The first leadership struggle in the SLFP emerged in the early 1980s, when the party suffered a rift with Anura Bandaranaike leading the right-wing faction. CBK held leftist views. SLFP leader and former Prime Minister Sirimavo Bandaranaike favoured her. Anura had been fighting with his mother, Sirimavo, over the party leadership. He was supported by Mahinda who was a defeated MP at that time. When CBK rejoined the SLFP in 1993, Anura defected to the UNP and became a Cabinet minister under President D. B. Wijetunga, who had succeeded President Ranasinghe Premadasa, was assassinated by the LTTE on May 01, 1993.
Sirisena, who entered the parliament for the first time by contesting the 1989 general election sided with Sirimavo, and then CBK. He was among the SLFP MPs who were instrumental in bringing CBK back to the SLFP’s fold amidst protests from Mahinda and other SLFP stalwarts, who had fallen out with CBK and were close to Anura.
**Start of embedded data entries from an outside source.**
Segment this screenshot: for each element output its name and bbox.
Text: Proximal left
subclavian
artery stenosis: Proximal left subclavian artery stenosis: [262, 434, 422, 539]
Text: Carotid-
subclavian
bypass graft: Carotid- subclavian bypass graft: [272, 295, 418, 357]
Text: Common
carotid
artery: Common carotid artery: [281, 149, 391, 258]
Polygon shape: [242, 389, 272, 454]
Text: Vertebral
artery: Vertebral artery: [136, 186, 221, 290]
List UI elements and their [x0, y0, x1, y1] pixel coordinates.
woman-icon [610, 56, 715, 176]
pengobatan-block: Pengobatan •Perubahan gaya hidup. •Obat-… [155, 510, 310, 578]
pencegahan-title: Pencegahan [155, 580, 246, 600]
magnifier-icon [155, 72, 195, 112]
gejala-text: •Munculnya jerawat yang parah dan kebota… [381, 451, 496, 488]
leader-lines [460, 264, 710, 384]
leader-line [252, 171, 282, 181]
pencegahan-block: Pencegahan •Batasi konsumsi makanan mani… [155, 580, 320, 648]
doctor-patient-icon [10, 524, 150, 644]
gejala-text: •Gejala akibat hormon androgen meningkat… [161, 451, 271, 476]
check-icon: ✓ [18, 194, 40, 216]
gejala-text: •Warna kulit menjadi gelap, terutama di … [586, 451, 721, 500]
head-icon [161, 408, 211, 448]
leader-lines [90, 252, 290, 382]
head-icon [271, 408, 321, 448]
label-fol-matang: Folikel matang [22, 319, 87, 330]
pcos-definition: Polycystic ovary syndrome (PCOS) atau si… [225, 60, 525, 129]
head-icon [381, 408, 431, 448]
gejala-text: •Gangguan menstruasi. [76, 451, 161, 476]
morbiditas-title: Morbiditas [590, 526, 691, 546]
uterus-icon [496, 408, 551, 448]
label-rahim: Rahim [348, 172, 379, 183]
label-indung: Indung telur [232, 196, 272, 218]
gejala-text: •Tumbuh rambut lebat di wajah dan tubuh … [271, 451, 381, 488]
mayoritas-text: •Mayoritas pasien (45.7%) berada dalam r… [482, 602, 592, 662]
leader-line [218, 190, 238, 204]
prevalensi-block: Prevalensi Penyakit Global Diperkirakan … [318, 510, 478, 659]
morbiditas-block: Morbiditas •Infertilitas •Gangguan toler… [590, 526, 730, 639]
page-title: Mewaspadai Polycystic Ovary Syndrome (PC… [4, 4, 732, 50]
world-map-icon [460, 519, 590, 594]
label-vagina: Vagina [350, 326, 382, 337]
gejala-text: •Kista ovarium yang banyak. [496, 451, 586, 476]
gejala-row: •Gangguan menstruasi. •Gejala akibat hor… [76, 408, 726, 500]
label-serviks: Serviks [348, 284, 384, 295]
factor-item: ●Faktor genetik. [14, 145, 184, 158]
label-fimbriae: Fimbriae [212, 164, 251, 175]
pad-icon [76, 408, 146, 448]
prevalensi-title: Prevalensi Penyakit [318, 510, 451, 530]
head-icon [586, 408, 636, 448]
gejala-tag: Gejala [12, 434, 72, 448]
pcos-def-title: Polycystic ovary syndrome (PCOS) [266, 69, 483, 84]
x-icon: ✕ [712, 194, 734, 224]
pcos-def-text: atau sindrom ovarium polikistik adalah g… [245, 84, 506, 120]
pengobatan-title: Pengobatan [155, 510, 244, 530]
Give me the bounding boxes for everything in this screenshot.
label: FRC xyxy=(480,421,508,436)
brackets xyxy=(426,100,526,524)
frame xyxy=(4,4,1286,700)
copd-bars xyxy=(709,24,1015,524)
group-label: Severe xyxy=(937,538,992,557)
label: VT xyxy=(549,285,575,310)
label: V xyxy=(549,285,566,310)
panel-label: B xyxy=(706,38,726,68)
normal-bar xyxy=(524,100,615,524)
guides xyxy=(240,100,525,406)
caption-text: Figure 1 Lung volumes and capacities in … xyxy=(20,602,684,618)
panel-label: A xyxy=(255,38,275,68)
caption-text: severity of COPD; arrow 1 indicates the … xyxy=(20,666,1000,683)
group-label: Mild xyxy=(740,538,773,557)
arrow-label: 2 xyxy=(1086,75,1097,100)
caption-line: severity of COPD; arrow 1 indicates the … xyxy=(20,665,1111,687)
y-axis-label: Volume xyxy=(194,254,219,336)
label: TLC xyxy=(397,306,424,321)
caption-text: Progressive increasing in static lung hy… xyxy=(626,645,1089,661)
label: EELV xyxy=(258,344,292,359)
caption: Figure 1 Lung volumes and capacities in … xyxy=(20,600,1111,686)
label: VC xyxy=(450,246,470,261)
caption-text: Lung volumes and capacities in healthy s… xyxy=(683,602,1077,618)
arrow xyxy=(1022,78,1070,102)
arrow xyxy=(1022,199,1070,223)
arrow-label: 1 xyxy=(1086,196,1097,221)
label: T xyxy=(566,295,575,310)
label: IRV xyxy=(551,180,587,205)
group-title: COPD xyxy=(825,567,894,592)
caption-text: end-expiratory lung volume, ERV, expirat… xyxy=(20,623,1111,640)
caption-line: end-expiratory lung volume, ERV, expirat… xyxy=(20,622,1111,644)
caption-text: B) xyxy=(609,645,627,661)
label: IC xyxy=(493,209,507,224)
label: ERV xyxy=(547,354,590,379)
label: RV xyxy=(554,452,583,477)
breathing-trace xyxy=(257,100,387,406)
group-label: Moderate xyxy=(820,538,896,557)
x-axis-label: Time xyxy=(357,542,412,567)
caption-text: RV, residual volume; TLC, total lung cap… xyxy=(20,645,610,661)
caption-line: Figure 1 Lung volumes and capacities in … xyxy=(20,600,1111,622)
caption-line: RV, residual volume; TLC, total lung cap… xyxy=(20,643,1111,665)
The suspension of so many MPs and CBK is bound to adversely impact the SLFP. Sirisena is accused of trying to establish a political dynasty with his son, Daham, being groomed as the next party leader. Politicians are ambitious by nature and that is why they have taken to power politics. Sirisena fell out with the Rajapaksas in 2014 because he had failed to realize his prime ministerial ambitions. Likewise, there are other SLFP seniors who are eyeing the presidency or the premiership. If they feel that their path is blocked, they will be frustrated; they may even rebel against Sirisena.